Così finite le prime mense, si sparecchiò; i donzelli vennero da capo con le guastade e i catini, per dar l'acqua odorosa alle mani; quindi si venne alle seconde mense, che erano giuncate, formaggi, datteri di Catalogna, mandorle di Liguria, uva passa e fichi secchi di Grecia, miele, confetti, zuccherini di ogni sorta, ippocrasso ed altri vini aromatici.
Giovanna di Torrespina assaggiò a mala pena delle vivande che le erano imbandite e che Morello, da cortese servente, le andava sminuzzolando sul tagliere. La sua mente era altrove; egli tal fiata era costretto a ripeterle una frase, poiché ella la udiva senza ascoltarlo, e la cortesia comandava di chiedergli che cosa avesse egli detto.

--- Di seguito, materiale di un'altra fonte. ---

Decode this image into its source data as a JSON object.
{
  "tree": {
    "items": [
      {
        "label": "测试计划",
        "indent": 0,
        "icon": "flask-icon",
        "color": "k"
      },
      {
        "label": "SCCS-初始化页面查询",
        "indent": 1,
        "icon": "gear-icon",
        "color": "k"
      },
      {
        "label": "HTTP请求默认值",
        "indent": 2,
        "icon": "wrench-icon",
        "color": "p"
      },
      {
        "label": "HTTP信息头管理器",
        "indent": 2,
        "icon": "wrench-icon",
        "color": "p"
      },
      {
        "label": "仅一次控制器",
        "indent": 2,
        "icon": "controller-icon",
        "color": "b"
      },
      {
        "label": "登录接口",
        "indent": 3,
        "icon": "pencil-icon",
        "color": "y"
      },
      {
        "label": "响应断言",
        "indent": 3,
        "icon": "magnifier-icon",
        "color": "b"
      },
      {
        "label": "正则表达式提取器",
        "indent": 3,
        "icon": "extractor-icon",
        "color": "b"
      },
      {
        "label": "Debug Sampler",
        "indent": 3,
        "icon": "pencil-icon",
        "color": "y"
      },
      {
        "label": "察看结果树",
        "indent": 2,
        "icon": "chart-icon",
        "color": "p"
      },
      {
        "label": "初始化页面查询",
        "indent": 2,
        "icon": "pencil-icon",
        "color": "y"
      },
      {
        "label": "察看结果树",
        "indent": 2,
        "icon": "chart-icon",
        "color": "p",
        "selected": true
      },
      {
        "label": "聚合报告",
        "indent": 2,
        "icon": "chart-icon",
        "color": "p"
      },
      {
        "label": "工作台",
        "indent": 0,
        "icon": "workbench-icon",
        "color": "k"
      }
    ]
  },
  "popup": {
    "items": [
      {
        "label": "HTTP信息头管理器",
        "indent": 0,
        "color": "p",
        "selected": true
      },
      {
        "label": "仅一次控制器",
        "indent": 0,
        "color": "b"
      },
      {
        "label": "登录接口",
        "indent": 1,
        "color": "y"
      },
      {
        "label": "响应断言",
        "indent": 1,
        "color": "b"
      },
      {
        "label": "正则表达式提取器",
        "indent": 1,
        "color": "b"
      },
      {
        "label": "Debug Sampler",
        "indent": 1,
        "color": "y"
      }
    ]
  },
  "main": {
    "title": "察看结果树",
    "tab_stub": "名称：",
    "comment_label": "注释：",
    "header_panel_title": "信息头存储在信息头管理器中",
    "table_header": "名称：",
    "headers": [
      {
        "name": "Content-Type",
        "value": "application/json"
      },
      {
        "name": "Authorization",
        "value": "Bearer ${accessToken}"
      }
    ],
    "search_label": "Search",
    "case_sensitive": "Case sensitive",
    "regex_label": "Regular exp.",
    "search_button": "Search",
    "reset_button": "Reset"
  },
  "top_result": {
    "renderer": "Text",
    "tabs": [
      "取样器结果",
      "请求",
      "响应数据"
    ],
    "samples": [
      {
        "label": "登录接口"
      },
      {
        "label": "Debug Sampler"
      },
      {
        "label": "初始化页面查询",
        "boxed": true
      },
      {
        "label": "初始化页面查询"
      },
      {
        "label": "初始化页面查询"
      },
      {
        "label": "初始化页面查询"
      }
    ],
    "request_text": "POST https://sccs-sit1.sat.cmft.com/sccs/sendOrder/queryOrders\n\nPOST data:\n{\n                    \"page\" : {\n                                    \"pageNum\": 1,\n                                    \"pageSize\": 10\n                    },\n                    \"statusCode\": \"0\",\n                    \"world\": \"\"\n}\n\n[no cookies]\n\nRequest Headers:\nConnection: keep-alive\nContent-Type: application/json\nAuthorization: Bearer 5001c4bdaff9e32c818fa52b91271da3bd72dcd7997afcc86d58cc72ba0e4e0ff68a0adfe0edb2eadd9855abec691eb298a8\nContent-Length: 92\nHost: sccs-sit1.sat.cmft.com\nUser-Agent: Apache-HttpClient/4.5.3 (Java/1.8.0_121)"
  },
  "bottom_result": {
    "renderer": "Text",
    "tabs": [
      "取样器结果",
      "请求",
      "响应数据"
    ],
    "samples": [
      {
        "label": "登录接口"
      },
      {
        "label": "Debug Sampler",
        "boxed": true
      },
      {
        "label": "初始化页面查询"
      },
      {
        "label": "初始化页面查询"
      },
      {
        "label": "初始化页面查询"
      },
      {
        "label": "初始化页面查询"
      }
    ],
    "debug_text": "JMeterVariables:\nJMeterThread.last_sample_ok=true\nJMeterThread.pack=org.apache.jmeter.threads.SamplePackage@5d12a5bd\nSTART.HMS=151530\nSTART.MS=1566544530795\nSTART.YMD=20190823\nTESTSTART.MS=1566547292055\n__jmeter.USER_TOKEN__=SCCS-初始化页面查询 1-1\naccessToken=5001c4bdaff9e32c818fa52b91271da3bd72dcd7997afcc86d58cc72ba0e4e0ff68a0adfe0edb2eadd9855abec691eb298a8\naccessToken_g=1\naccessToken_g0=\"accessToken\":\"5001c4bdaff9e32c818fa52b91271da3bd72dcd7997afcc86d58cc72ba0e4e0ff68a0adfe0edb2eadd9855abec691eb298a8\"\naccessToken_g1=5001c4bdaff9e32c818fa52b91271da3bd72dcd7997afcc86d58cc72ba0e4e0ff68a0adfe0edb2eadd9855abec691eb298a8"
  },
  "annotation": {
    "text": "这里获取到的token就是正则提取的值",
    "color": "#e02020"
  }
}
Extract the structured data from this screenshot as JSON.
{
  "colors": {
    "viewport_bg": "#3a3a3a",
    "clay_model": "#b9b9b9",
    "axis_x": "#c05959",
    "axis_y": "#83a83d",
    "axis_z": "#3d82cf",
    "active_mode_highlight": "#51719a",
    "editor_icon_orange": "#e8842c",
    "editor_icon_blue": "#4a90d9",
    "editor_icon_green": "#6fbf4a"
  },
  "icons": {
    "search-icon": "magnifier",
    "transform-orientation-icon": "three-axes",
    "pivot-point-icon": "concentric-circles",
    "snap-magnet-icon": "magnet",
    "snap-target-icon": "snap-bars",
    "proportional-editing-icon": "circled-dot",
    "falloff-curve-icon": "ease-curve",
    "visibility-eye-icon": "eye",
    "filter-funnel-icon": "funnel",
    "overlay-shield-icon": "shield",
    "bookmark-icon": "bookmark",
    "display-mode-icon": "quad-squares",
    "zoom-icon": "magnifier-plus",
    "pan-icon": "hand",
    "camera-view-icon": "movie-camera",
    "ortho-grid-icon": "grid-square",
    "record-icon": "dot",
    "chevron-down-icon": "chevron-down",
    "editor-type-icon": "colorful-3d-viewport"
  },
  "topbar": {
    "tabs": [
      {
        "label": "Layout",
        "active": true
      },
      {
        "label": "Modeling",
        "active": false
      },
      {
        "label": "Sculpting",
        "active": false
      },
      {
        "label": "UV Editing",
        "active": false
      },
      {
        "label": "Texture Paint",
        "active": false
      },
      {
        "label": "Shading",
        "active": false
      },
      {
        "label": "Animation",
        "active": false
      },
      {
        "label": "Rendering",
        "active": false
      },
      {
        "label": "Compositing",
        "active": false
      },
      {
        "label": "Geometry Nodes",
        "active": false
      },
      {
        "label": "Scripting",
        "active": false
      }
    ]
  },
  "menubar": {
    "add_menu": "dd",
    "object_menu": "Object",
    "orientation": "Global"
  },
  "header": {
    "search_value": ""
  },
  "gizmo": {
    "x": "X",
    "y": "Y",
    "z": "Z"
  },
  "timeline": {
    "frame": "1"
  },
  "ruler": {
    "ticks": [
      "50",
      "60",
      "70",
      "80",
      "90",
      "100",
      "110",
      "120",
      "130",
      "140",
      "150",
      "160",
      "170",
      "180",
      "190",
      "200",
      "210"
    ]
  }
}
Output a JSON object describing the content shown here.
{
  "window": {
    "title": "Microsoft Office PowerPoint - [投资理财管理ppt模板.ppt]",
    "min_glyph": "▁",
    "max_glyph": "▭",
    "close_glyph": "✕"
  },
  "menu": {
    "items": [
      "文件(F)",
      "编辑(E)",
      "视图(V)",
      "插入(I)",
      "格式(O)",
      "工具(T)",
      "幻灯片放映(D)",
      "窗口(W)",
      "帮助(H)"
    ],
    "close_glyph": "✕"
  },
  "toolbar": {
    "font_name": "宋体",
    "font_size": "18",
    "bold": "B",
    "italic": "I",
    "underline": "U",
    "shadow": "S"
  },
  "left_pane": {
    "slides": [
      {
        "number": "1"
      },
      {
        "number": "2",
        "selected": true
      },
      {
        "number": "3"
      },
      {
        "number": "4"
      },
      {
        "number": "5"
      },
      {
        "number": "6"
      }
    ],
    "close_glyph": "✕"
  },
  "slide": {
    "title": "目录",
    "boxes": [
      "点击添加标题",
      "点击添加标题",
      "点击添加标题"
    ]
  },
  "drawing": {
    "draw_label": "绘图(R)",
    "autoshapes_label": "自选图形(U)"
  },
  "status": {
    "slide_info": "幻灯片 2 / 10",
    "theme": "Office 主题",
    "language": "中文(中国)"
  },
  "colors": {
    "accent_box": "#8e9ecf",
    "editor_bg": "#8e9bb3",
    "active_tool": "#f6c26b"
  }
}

Per tal guisa, a malgrado del tagliere e della coppa comune, il pranzo durò troppo a lungo per Morello di Monferrato. Come fu notte ed egli si trovò solo nelle sue stanze con Rambaldo di Verrùa, così volse la parola al compagno:
– Or bene, Aporèma, tu il vedi; costei non dimentica.
– Ah sì, non lo nego; – rispose lo spirito del dubbio. – Ella è addolorata, e tanto più fortemente, in quanto che dura un orribil supplizio per nascondere il suo dolore a messer Corrado; e tuttavia…
– Tuttavia, che cosa?
– Tuttavia, dà tempo al tempo, e vedrai!